Je pense que les organisateurs auraient mieux fait de réduire un peu les budgets des équipes, et ainsi offrir la chance à plus de bateaux de participer. En termes de sponsoring, les temps sont durs pour tout le monde. Lors de la 32e America’s Cup, Alinghi pouvait compter sur le soutien de plus de 40 sociétés, sponsors et fournisseurs officiels confondus.

On était alors entre 2003 et 2007 et l’économie se portait bien. Il est certain que la stratégie d’Oracle n’a pas fait de bien à l’image de la voile, mais ce sport reste une grande source d’inspiration pour la communication des entreprises, tant sur la communication de valeurs à l’externe que sur la communication interne, team spirit, stratégie, sport propre, etc.

Alinghi vient de célébrer les 10 ans de sa victoire en Coupe de l’America. Votre sentiment?

C’était exceptionnel, et ça restera exceptionnel, car désormais il sera très difficile pour une équipe européenne de gagner la Coupe de l’America. Je ne vois certainement pas cette opportunité arriver lors de cette édition. Plus les années passeront, plus on se rendra compte que cet exploit était historique.

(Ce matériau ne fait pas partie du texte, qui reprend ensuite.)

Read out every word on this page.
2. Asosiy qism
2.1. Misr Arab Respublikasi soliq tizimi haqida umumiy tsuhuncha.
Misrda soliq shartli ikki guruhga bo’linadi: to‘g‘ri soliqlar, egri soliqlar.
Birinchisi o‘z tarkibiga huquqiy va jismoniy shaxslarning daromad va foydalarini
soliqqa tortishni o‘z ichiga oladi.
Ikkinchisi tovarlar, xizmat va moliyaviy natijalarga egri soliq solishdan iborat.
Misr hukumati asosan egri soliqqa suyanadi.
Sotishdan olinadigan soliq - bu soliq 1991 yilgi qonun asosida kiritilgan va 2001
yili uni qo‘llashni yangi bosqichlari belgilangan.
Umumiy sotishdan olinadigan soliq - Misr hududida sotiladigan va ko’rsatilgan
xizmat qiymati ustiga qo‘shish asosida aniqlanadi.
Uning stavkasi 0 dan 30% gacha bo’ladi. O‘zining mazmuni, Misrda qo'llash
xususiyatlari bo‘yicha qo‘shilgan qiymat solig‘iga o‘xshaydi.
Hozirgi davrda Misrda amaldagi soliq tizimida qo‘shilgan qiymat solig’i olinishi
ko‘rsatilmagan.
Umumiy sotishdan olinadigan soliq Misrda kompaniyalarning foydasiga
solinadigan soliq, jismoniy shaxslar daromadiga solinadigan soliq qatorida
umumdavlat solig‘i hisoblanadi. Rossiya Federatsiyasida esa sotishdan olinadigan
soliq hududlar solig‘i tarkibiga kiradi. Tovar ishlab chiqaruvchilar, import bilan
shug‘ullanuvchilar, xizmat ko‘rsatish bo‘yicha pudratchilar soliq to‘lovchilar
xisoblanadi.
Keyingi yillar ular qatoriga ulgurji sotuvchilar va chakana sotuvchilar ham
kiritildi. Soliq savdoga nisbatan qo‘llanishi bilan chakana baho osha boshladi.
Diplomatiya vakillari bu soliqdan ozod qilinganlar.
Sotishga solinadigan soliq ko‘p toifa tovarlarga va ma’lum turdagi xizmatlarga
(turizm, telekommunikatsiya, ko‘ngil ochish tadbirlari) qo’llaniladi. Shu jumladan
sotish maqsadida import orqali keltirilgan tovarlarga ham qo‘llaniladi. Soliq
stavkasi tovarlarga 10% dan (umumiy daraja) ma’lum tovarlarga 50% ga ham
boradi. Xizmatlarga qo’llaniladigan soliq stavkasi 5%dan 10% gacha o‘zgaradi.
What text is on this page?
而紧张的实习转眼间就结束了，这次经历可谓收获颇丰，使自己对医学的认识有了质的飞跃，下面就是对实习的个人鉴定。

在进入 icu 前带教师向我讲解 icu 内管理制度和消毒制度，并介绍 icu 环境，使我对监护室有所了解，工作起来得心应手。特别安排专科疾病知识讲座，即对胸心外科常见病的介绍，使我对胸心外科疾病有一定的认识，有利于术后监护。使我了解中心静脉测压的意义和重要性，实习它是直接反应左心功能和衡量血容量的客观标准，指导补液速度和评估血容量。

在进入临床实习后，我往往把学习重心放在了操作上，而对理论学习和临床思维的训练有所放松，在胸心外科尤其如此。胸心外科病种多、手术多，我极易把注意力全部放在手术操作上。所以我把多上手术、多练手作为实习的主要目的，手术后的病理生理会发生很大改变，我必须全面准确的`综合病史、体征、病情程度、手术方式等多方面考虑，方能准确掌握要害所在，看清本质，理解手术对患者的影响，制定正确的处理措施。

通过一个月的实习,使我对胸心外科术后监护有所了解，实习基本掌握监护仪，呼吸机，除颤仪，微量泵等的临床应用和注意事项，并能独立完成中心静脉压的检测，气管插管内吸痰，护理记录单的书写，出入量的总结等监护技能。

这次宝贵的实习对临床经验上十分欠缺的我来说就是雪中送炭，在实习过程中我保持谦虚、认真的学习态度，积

Je pense que nous pouvons dire qu’Alinghi a été une source d’inspiration dans le monde de la voile ces dix dernières années. Quand je prends du recul, j’ai le sentiment d’avoir eu la chance de partager avec mon équipe un grand moment de vie. Lorsque l’on a perdu la Coupe en 2010, la parenthèse s’est refermée. Mais une nouvelle participation à la Coupe de l’America n’est pas impossible.

Simplement, les conditions-cadres pour une participation d’Alinghi ne sont pas réunies. Elles sont aujourd’hui beaucoup trop à l’avantage du Defender, et les coûts beaucoup trop élevés par rapport à la situation économique du moment. De plus, les AC 72 sont à mon avis très dangereux.

Ce que l’on peut espérer ? C’est que les organisateurs prennent acte de ce qui est en train de se passer et ajustent le tir pour la prochaine fois.

Y a-t-il une génération Alinghi ?

Oui, je le crois. Les garçons qui naviguent aujourd’hui sur le lac ou à l’international – souvent contre nous d’ailleurs – étaient des adolescents lors de notre victoire en 2003. Ils étaient certainement devant leur poste de télévision à regarder les victoires d’Alinghi. Ça a certainement dû les inspirer. Nous avons une jeune génération très prometteuse.

Ça fait plaisir de les voir monter en puissance. Il faut maintenant qu’ils s’exportent, qu’ils aillent en Nouvelle-Zélande, à San Francisco, qu’ils se mettent en compétition.

Que répondez-vous aux amateurs de voile qui n’apprécient pas la professionnalisation de ce sport sur le lac Léman, suite aux engagements toujours plus nombreux de navigateurs pros sur D35 ?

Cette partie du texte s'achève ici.